Regional co-design and survey
To understand the needs of South-East Asia and the Western Pacific regarding living evidence to support health decision-making, we convened two regional co-design consultations, engaging participants from 10 countries, and conducted the Platform for Living Guidelines Usability Study: A Cross-sectional survey.
Workshop 1: Understanding challenges and opportunities of current systems and ideating for a future platform
17 February 2025, Monash Victoria
The first Living Evidence Architecture (LEA) co-design workshop was held on 17 February 2025 at Monash University in Melbourne and online via Zoom. It brought together 34 participants from Australia, Indonesia, Malaysia, Thailand, the Philippines, India and Switzerland, representing 15 organisations including Monash University, NHMRC, CARI Guidelines, Cochrane, and the World Health Organization. Stakeholders from across South-East Asia and the Western Pacific critically examined the challenges and opportunities of accessing and using existing evidence systems. Insights from the workshop directly informed the design and framing of Workshop 2, helping to ensure continuity across the co-design process.


Workshop 2: Understanding the needs of our region
20-21 May 2025, Monash Indonesia
The second LEA co-design workshop was held on 20-21 May 2025 at Monash Indonesia in Jakarta and online via Zoom. It brought together 36 participants from 10 countries across South-East Asia and the Western Pacific, representing clinicians, policy-makers, public health practitioners, consumer advocates, digital health experts and WHO representatives. Participants explored how living evidence could better support real-world decision making. Groups examined how people access and use living evidence, the challenges and ideal conditions for doing so, and the potential and concerns around AI-enabled platforms.

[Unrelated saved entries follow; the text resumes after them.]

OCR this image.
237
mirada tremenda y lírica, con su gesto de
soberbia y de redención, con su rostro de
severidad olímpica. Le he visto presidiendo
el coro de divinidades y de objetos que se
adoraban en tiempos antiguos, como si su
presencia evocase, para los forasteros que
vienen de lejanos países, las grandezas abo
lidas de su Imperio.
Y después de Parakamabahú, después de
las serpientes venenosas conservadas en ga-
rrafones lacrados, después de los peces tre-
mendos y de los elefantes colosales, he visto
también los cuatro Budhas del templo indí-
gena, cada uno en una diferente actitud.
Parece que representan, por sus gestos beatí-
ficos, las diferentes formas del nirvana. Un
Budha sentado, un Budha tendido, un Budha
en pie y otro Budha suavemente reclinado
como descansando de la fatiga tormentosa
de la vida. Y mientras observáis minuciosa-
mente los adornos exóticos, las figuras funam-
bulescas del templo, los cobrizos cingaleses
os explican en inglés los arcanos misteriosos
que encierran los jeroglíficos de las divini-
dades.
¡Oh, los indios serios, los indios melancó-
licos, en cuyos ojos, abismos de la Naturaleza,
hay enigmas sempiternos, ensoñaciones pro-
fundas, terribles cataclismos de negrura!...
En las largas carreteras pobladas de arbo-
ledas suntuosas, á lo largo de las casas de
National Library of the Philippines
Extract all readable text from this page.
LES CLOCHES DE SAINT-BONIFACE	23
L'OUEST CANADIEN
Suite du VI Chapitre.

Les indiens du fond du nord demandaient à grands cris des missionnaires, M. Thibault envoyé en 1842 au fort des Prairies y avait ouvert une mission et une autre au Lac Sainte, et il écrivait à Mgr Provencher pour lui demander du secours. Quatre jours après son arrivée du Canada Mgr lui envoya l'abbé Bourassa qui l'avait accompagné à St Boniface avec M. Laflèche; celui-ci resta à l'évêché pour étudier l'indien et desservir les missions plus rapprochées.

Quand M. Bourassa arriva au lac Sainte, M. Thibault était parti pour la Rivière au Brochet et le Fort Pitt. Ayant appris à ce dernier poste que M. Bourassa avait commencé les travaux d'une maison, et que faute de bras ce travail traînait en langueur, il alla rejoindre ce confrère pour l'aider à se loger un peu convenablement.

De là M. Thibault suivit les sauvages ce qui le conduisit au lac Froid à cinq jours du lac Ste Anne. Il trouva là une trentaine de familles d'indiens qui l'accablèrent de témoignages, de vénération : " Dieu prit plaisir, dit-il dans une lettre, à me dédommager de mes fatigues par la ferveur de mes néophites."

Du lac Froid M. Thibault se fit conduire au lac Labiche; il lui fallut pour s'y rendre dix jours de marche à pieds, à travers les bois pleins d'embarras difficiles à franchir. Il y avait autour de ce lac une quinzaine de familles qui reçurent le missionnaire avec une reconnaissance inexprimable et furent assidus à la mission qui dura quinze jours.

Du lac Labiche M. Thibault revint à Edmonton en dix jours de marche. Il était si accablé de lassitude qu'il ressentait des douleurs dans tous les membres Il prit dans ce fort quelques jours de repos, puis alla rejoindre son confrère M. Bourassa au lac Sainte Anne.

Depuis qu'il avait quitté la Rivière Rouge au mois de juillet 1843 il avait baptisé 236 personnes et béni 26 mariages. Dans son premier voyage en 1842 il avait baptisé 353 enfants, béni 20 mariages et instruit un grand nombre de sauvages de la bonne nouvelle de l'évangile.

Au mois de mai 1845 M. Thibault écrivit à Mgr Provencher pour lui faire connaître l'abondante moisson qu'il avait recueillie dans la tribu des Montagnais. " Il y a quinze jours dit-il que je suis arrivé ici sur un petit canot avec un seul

Platform for Living Guidelines Usability Study: A Cross-sectional survey
23 January – 6 February 2025
The PLUS Survey, conducted by the Australian Living Evidence Collaboration from 23 January to 6 February 2025, explored the usability, strengths, limitations and desired improvements of current online guideline platforms. Among 68 respondents, 71 percent were from Australia, around half were guideline developers and half were guideline users, and 44 percent had more than five years of experience. Overall usability scores were below average across platforms, with navigation, performance and suitability for living guidelines identified as key opportunities for improvement. Respondents highlighted linking evidence to recommendations as a strength and called for improved performance, interoperability, data management and clearer, more customisable presentation of information.